【2019忍殺再読】「カット・ザ・ボトル・ネック」
初期マスラダ怖い
AOM時系列でのデッドリー・ヴィジョンズということで、フジキドではなくマスラダが出て殺すな一編なわけですが、いや~初期のマスラダくんめっちゃ怖いですね。何考えてるのか全くわからないし、言ってることが支離滅裂だしで、なんというか、非常に、マジモン感がある。不条理さでいえば、フジキドの上をいっているんじゃないでしょうか。
フジキドはまだ発言と行動が繋がってるんですよ。「ニンジャ殺すべし」という台詞を発し、その通りにニンジャを殺す。その動機こそわからないにせよ、少なくともニンジャである自分が殺されるにあたり、「ああこいつはニンジャを殺すのが目的であり、ゆえにニンジャである俺は殺されるんだな」と納得ができる。マスラダは無理です。「サツガイという男を知っているか」という発言と、ニンジャを殺す行動が全く繋がっていない。繋がっていないどころか、質問しておきながら答えを待たずに即殺しにくる。理屈にあわない。説明がつかない。わからないということは何よりも恐ろしく、納得できないまま迎える死は何よりの不条理である……。こんなひどいことしておきながら、自分は「大体わかった」するあたり、本当に傍若無人なんですよねこの元オリガミアーティスト。そりゃタキも怒るぜ。
あと、フジキドなんですけど、「わからないことは恐ろしい」を前提に据えた場合……あくまで敵ニンジャの視点からですが……トリロジー初期よりも、AOM時代の方がより恐怖いんじゃないかなと偶に思います。現在のフジキドは、我々読者の倫理観や道徳心に近しい判断基準をもって、邪悪な殺すべきニンジャを判別しているわけですが、AOMの価値観はあまりに多様。文化的な差異から、フジキドの判断を共感も理解もできないニンジャは多く存在することでしょう。「ニンジャ全員殺すマン」と、「意味不明な指標に従ってニンジャを殺したり殺さなかったりする男」。敵ニンジャの視点に立った時、どちらがより理解ができないかというと、私は後者だと考えます。
ブルタルギアさんなんなの
ワンアイデア型のヴィジョンズの魅力として、定まったテーマへ向けて状況を最小限の過程で畳み込んでゆくことで生まれる小気味よさというものがあると思います。脚本のあからさまな無理筋味が笑いを誘うと言いますか。その犠牲というべきかなんなのか、ヴィジョンズに出てくる敵ニンジャの皆さん、本当に色々存在が無茶なんですよね。お前、何考えてそんなことしてたんだよというおかしみにあふれている。私は、ジャンプ漫画の第一話に登場する主人公に殴られるためだけに存在するチンピラが大好きなので、「テーマに則って殺されるため」だけに設計されている彼らが本当に大好きでして。

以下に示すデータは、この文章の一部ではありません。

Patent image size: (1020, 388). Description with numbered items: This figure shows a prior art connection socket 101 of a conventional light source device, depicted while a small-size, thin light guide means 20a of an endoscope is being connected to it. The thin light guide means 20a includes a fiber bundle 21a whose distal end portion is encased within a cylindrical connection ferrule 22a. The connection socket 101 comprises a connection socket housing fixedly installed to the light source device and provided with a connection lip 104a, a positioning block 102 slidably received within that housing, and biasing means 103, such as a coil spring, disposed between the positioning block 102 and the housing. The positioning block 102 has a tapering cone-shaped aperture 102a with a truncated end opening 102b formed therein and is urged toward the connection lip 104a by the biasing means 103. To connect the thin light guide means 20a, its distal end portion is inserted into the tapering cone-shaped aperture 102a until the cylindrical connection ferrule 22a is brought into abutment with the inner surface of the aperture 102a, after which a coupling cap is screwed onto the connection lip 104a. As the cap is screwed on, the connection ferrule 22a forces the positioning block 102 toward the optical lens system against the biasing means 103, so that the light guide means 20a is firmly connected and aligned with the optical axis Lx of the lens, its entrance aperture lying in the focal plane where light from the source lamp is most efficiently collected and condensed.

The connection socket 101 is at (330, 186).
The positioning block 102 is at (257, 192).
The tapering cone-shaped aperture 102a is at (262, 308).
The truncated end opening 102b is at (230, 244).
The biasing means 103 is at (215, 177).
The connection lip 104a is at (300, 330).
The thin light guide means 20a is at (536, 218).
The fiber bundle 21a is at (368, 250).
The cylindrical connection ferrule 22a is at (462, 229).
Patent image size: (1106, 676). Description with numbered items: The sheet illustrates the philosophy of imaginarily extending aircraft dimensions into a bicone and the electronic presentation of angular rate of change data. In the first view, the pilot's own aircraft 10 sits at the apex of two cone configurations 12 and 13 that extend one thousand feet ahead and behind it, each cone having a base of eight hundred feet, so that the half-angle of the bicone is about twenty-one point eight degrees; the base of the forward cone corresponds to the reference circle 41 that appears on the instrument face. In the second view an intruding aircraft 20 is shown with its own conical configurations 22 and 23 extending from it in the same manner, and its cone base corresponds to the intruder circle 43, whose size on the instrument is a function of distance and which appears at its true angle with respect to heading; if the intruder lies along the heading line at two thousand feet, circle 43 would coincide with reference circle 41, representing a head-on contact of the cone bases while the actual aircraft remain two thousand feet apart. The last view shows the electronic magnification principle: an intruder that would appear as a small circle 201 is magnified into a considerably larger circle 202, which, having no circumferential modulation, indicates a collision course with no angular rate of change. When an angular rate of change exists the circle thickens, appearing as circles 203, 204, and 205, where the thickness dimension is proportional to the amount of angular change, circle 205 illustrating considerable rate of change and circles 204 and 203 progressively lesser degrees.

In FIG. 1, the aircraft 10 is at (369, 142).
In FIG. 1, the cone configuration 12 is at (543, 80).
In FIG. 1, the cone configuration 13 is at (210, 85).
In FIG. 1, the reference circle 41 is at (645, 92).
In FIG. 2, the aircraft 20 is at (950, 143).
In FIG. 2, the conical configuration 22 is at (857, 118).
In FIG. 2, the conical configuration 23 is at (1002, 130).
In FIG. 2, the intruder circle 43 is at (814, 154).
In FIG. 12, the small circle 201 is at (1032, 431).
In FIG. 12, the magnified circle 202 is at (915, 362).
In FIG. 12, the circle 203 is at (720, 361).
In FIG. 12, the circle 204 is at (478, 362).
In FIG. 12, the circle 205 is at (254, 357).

本作に登場するブルタルギアも例外ではありません。
そもそも、ニンジャ全能感に浮かれてやることが、工場の瓶をひたすらチョップでカットするなのがおもしろすぎる。「ただのガラス瓶では満たすことのできない、禁断の領域にまでエスカレートしていた」とか言われてますけど、逆に言うと工場一つ空にするまで瓶で我慢できている善良さは驚愕に値するべきではあるまいか。アンデラちゃんですら憑依そうそうマッポをしばきたおしてるというのに、一体何を考えているのか。しかもチョップでカットするにあきたらず、それ専用のパワードスーツをDIYしてるのは一体どういうことなのか。何がそこまで彼をボトルカットに駆り立てるのか。ニンジャは自ら創造する事がないとは一体なんだったのか。せめてDIYせずにどっかからパクってこいよ。お前本当に文明の簒奪者か?
未来へ……
未来の話なんて一つしか言うことないですよ。SOCが活躍するエピソードをもっと供給してください。いや~私、何を隠そう、SOCのクソッタレどもが仲睦まじく残虐行為を働いてるのが大好きでして。本編では彼ら、何だかんだ一人ずつ登場してはやられていくばかりで、その「組織」としての活躍は描かれなかったじゃないですか。デシケイターたちは真面目に鼎談してましたけど、あれはSOCの活動とはなんか違いますし……。要は、彼らのサークルとしてのオーソドックスな活動風景が読みたいんですね。その辺からさらってきたモータルを拷問しながら、バーベキューとかパジャマパーティとかするSOCが見てぇ~!